Best Buy is the latest company to tell its employees, they can no longer work from home. The news comes a week after Yahoo's CEO and Wausau-area native, Marissa Mayer, announced there would be no more telecommunicating under her watch.

The decision set off a heated debate. Can people still be productive if they aren't in the office?

"With the cloud services we provide, it really makes it easy for people to work from home as long as they are meeting deadlines and the work is getting done in a timely manner," said Isak Rasmus, an internet marketing consultant with Virtual Vision. The Wausau company's 13 employees design and market websites. With the click of a mouse, they're able to access and save documents, information and images virtually.

"If I have all of my toys at home, in the basement where my office is, it's nice," said web designer Rainy Day Worzella. Worzella juggles a number of different jobs that are located around the country. If she couldn't work from home on occasion, she'd be out of work.

"I can go home and if someone from the Credit Union calls and says, oh hey we need that annual report by tomorrow, I can quick shuffle stuff around, get it out the door," Worzella said. "And then if a client from here calls and says this is wrong on my website, can you change that, I can really flip from one to the other."

The latest data shows putting in hours from bed or the kitchen, or the family room at least one day a week has gone up 34 percent in three years, even more so among people who are in some kind of science or technology-related field.

Hospitals like Aspirus Wausau have also in recent years allowed medical transcriptionists, people who type up medical documents from providers, to do the job from where ever.

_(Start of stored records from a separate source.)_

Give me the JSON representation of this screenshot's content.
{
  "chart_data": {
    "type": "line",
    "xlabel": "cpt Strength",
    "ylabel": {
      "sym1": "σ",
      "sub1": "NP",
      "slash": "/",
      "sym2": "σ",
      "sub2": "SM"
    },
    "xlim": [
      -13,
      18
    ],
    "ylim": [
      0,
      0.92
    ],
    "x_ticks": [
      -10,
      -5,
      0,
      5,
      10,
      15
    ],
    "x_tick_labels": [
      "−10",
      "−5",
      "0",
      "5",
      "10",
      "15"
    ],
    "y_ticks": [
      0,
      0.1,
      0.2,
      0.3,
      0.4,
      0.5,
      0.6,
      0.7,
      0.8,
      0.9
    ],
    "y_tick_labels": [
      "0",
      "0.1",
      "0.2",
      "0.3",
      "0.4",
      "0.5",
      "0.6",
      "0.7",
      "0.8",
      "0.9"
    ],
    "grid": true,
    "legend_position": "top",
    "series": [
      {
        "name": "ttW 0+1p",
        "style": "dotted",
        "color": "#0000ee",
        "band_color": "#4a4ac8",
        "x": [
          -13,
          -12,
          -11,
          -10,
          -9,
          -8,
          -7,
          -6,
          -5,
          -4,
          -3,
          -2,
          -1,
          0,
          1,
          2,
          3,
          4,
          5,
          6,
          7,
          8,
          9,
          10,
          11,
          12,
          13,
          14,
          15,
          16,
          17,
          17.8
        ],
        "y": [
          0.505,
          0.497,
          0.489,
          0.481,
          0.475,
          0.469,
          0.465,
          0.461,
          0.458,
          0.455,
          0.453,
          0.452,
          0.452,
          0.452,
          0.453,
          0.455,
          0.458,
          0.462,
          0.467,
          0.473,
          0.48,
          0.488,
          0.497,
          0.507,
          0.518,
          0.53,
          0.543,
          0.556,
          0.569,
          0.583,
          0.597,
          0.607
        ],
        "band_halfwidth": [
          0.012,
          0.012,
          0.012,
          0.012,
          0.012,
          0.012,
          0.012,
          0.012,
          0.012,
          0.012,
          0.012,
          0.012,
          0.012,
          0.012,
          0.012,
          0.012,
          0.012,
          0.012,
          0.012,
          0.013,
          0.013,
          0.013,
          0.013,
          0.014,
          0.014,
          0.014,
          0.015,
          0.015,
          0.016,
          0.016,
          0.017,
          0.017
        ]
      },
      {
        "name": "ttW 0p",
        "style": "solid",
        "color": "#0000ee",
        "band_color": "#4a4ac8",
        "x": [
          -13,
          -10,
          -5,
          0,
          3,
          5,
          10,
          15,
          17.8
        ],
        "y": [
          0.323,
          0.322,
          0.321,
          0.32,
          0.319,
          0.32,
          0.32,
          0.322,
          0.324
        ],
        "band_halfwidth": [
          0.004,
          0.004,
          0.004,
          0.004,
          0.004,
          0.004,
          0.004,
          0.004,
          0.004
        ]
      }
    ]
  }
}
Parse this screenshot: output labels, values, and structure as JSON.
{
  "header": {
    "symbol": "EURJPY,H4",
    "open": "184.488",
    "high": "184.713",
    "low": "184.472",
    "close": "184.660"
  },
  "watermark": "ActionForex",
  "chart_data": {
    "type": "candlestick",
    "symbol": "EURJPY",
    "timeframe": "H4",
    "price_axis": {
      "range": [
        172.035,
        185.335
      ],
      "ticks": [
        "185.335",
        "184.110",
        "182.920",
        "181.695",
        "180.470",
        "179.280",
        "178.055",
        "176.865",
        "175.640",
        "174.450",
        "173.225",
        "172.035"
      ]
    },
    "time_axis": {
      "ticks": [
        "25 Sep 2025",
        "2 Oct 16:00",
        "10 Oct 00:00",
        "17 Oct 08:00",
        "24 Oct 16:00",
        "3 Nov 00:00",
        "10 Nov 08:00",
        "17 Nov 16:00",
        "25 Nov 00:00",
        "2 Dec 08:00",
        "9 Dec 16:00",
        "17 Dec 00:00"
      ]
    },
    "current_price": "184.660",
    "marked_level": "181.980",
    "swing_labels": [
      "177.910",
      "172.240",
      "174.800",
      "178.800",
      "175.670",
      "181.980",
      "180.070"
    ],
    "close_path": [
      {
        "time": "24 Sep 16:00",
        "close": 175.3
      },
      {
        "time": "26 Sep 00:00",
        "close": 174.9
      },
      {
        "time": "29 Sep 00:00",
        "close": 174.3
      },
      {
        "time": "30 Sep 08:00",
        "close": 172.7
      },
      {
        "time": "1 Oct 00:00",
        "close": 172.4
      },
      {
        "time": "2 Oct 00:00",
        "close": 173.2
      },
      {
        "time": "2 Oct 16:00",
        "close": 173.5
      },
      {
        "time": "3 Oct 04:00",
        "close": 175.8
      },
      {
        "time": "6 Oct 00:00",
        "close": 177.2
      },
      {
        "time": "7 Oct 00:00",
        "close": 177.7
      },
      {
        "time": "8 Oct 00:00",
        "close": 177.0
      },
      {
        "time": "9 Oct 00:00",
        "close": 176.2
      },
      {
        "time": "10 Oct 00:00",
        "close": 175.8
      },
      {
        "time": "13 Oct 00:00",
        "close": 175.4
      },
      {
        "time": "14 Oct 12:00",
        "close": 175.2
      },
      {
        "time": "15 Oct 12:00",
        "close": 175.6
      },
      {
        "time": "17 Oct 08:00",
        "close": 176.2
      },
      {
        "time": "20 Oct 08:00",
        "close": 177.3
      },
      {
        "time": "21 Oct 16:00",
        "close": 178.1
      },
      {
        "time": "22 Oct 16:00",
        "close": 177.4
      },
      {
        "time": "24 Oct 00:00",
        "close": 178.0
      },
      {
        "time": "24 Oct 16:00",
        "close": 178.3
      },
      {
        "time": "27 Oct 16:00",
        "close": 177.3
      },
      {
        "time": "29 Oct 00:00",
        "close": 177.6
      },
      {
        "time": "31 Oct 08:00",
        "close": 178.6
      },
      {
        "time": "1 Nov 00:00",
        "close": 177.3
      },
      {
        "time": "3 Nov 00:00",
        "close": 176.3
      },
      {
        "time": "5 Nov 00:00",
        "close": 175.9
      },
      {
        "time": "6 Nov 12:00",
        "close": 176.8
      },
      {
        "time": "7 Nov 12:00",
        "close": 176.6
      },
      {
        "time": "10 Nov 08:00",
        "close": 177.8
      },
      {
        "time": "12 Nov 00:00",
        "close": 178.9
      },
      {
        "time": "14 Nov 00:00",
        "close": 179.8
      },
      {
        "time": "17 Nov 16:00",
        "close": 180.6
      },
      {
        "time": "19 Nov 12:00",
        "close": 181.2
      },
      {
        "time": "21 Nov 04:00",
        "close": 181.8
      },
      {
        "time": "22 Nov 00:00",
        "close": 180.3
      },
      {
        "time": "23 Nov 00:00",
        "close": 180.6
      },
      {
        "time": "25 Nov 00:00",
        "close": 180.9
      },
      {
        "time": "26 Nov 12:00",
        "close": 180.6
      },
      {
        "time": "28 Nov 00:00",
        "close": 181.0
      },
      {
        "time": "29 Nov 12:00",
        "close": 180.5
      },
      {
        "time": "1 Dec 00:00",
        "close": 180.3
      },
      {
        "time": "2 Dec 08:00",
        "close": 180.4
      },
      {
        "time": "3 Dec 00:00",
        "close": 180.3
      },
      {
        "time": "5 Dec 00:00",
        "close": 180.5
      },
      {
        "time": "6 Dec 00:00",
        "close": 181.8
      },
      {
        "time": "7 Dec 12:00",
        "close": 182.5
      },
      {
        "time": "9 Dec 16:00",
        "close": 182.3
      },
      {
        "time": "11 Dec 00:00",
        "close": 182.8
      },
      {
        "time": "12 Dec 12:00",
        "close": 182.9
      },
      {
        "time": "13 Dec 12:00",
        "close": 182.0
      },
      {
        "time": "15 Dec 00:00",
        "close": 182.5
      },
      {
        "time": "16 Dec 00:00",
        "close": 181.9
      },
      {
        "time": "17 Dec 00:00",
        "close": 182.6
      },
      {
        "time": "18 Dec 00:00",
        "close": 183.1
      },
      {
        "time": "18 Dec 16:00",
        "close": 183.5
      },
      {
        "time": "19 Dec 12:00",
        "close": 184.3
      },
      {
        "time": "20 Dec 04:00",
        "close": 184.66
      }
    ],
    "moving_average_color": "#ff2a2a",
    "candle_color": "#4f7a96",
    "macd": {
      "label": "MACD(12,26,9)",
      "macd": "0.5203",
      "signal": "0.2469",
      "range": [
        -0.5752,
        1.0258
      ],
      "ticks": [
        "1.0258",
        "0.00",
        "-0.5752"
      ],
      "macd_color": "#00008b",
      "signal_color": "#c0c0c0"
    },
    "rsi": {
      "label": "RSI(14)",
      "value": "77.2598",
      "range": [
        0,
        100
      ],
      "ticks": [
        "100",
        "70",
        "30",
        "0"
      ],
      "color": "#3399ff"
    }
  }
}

"The staff are eligible to go and work from home when they meet the line count requirements that we have and the accuracy requirements that we have," said Rhonda Gilles, manager of transcription services at Aspirus. "It allows them the flexibility."

Gilles says the hospital also benefits because it saves a lot of money since there doesn't need to be space, computers and desks set aside for the 45 transcriptionists.

For people who are easily distracted, working from home might not be the best option. But for those who do it, and do it well, they say they can often get more work done from home than at the office.